Per quanto riguarda il ferro, invece, è possibile tenerlo sotto controllo usando fonti vegetali di ferro e riducendo l’apporto di cibi che ne ostacolano l’assorbimento. Ad esempio, per un pranzo a base di fagioli è consigliabile una bevanda di succo di arancia per aumentare l’assorbimento di ferro.

5. Tieni d’occhio la vitamina B12

La vitamina B12 mantiene integre le cellule del sistema nervoso ed emopoietico, per questo risulta particolarmente importante per la performance atletica. È importante quindi consumare uova, formaggio come il Grana Padano, latte o yogurt che per i vegetariani costituiscono le principali fonti di vitamina B12. I vegani, invece, potranno compensare con latte di soya e cereali rinforzati di B12, come quelli per la colazione.

6. Non dimenticare gli spuntini!

Gli sportivi vegetariani dovrebbero consumare dai 6 agli 8 pasti/spuntini al giorno.

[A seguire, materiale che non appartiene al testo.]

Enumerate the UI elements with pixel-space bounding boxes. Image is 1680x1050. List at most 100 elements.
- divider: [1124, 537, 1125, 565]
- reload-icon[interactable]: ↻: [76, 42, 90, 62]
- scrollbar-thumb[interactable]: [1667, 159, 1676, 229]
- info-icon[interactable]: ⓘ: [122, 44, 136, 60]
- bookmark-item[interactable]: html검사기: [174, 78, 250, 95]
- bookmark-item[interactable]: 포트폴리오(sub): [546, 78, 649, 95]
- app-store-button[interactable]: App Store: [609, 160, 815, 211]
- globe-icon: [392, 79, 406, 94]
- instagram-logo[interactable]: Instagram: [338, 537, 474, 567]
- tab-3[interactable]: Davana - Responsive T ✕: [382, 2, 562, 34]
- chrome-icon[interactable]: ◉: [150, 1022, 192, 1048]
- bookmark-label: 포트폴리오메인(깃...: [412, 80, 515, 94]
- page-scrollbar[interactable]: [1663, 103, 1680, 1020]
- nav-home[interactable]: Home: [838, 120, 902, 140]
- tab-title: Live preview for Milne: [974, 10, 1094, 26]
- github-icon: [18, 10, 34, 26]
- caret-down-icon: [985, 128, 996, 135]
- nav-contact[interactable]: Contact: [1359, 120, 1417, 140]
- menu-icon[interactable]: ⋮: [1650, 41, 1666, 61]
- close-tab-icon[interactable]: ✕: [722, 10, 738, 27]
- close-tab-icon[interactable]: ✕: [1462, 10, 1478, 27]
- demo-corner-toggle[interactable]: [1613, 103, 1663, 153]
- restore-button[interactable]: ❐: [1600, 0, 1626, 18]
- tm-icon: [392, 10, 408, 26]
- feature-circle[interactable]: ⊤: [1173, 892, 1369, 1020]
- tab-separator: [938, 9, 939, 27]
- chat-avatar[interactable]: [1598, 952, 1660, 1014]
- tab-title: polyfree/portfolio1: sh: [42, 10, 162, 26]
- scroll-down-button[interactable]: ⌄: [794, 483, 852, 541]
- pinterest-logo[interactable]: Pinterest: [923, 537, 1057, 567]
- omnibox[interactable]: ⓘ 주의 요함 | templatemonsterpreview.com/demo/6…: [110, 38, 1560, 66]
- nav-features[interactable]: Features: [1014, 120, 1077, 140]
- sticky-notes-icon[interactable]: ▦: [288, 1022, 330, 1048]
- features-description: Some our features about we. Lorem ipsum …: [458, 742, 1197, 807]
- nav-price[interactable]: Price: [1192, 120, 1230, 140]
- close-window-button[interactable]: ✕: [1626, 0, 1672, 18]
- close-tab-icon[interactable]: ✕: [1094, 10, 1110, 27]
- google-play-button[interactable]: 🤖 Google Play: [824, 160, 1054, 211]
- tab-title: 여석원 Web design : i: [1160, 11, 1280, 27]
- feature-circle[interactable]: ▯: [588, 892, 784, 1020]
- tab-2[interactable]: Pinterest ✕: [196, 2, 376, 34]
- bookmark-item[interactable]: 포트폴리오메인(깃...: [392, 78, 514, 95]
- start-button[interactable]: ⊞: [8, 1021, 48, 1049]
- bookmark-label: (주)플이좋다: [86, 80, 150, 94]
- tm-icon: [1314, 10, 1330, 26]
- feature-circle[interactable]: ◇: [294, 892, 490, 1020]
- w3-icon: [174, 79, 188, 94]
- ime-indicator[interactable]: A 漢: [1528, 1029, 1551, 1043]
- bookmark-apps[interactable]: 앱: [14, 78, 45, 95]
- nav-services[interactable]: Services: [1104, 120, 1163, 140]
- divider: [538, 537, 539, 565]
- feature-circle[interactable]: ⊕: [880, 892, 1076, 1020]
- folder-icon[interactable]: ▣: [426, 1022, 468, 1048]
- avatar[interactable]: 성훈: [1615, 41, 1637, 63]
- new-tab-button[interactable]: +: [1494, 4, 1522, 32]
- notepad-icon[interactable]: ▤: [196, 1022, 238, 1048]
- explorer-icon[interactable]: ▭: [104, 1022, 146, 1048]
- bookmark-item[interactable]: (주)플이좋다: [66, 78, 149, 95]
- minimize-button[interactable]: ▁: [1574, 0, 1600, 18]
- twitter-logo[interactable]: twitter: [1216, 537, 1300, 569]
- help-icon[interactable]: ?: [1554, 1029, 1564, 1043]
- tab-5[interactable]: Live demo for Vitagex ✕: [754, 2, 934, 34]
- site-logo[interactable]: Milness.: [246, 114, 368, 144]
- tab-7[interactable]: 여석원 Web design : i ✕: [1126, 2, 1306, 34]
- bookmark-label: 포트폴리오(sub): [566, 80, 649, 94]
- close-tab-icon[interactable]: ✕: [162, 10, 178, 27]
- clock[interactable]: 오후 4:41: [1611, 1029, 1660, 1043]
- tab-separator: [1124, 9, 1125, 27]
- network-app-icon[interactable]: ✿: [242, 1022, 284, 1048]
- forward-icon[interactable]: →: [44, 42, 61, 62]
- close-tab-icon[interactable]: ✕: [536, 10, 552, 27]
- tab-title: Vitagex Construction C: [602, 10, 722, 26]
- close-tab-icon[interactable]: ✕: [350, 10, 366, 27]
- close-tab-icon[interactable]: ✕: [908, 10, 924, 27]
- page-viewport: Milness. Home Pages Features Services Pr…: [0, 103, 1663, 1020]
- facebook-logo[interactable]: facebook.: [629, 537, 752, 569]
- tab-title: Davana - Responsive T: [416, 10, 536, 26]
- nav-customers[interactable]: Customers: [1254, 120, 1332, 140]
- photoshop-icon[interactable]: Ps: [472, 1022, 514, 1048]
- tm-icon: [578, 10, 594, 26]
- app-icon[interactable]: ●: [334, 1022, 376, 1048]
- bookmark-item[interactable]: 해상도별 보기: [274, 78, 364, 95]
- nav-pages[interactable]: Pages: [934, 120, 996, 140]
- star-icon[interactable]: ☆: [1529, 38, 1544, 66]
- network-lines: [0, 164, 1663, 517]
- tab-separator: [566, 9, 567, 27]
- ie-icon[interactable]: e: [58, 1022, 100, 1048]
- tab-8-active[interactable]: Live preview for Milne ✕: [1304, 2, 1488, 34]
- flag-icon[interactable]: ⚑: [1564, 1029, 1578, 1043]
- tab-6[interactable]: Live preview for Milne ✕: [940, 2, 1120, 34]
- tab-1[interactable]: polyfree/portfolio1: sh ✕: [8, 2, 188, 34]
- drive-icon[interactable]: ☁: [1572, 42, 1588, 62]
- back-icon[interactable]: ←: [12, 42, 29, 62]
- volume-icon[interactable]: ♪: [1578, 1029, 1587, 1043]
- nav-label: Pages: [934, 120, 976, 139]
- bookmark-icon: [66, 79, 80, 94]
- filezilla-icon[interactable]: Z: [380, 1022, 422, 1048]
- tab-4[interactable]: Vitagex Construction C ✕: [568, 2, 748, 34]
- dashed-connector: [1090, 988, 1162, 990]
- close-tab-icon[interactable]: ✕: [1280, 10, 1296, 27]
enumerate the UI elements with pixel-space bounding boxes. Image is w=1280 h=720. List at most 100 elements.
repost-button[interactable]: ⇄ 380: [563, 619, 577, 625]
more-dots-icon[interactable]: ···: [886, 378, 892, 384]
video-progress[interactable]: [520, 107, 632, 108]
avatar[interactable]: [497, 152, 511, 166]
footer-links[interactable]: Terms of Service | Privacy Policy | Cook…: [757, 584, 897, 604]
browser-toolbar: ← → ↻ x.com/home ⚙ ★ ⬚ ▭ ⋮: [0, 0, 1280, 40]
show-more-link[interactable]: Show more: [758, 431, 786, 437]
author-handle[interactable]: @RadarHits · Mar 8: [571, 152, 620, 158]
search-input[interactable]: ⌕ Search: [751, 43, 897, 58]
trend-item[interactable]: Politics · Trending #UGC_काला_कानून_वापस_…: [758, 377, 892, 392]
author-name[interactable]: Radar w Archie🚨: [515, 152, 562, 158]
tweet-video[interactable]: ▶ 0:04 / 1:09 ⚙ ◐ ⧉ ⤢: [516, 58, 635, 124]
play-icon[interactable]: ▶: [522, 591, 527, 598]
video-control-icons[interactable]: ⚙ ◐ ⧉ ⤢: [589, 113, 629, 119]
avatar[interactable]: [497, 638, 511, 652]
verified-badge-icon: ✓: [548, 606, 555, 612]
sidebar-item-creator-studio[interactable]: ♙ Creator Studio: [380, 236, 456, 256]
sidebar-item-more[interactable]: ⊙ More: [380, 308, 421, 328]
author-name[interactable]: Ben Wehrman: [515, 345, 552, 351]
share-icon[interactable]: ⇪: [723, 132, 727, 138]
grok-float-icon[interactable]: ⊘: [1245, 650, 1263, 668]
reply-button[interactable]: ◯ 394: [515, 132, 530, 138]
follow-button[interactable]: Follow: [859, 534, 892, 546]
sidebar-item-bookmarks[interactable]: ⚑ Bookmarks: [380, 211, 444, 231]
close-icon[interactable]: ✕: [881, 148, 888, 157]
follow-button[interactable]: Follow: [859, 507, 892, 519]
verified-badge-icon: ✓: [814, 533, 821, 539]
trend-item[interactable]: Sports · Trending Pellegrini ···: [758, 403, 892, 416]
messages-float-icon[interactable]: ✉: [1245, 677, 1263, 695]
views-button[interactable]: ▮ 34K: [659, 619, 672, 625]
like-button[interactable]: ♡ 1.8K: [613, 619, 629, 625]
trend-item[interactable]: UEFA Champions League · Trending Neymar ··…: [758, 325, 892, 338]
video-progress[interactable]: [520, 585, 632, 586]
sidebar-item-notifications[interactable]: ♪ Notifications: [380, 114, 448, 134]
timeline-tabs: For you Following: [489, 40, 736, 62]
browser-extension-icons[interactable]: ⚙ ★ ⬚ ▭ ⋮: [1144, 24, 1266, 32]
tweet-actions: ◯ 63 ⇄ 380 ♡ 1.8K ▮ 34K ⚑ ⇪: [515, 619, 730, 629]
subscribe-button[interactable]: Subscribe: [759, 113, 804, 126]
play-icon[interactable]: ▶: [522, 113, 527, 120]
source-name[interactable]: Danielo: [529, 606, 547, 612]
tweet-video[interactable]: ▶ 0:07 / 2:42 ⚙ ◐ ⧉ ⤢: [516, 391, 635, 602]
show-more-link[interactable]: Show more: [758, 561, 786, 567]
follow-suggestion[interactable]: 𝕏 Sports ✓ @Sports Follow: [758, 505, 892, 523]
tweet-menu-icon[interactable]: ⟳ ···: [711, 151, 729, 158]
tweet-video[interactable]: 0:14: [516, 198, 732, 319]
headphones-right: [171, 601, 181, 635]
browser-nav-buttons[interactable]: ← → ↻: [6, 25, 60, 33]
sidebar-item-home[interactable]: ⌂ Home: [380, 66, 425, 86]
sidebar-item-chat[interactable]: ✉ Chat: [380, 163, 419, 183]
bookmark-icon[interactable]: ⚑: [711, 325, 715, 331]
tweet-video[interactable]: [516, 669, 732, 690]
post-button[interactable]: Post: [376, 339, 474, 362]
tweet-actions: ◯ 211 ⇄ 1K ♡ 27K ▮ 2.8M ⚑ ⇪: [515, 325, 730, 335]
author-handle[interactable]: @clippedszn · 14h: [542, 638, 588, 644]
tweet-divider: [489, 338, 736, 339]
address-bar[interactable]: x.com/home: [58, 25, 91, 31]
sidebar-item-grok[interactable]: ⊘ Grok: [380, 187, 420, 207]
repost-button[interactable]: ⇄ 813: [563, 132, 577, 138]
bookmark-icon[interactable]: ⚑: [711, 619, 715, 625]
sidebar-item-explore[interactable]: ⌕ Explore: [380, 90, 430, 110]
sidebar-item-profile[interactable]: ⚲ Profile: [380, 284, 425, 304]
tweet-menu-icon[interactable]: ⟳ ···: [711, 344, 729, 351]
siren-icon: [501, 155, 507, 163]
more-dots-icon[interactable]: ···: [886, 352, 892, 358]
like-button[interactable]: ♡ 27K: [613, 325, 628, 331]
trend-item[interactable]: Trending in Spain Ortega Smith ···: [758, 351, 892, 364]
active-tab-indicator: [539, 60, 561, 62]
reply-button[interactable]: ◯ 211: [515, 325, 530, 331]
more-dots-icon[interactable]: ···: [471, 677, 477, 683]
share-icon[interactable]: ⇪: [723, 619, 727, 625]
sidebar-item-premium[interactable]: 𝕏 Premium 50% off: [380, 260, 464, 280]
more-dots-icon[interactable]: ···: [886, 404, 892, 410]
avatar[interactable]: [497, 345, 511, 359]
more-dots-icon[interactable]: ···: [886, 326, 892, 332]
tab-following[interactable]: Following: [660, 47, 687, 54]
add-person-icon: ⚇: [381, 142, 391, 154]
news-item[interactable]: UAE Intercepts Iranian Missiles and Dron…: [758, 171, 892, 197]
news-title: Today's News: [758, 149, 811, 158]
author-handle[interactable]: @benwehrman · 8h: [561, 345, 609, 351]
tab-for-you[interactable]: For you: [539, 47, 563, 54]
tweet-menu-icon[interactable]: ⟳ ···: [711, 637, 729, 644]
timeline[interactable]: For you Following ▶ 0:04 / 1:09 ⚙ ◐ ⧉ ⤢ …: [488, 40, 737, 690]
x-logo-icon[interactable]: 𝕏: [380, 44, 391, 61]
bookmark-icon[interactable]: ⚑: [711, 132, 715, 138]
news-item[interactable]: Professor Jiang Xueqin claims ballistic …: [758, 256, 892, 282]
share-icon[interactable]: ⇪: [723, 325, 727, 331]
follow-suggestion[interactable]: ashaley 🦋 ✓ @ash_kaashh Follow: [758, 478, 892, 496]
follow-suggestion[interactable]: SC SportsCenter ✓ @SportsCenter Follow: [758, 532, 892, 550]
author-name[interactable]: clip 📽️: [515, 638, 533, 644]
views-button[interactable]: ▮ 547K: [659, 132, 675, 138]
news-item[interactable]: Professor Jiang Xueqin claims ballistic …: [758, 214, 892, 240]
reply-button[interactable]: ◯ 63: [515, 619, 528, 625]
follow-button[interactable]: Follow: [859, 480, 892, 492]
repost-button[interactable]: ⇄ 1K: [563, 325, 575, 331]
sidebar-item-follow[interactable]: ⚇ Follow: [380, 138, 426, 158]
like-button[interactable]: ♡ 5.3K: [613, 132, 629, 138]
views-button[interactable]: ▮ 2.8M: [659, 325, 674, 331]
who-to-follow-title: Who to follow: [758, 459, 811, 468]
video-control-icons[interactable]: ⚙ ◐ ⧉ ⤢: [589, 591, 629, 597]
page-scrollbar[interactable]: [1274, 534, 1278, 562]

Oltre a uno spuntino pre allenamento, da consumare almeno 3 ore prima dell’attività, può essere utile ingerire dei cibi facilmente assimilabili durante l’allenamento, come banane, uva, fette di arancia, patate al forno, panini salati o barrette per sportivi sempre accompagnati da acqua. Puoi anche bere dei succhi di verdura a basso tenore di sodio, come il succo di carote.

Dopo l’attività sportiva, rifornisci l’organismo di glicogeni e fluidi, quindi consuma un pasto ricco di sodio e potassio e bevi molta acqua.

7. Controlla gli ormoni

Tra le atlete vegetariane, il rischio di amenorrea è molto alto, motivo per il quale devono focalizzarsi su un adeguato apporto di proteine, grassi, zinco e fibre.

Le atlete con cicli regolari possono aumentare l’apporto energetico e diminuire il consumo di fibre, introducendo 1/3 o ½ della dose giornaliera di cereali come cereali raffinati anziché integrali e sostituendo alcune porzioni di frutta e verdura ad elevato contenuto di fibre con succhi di verdura o di frutta.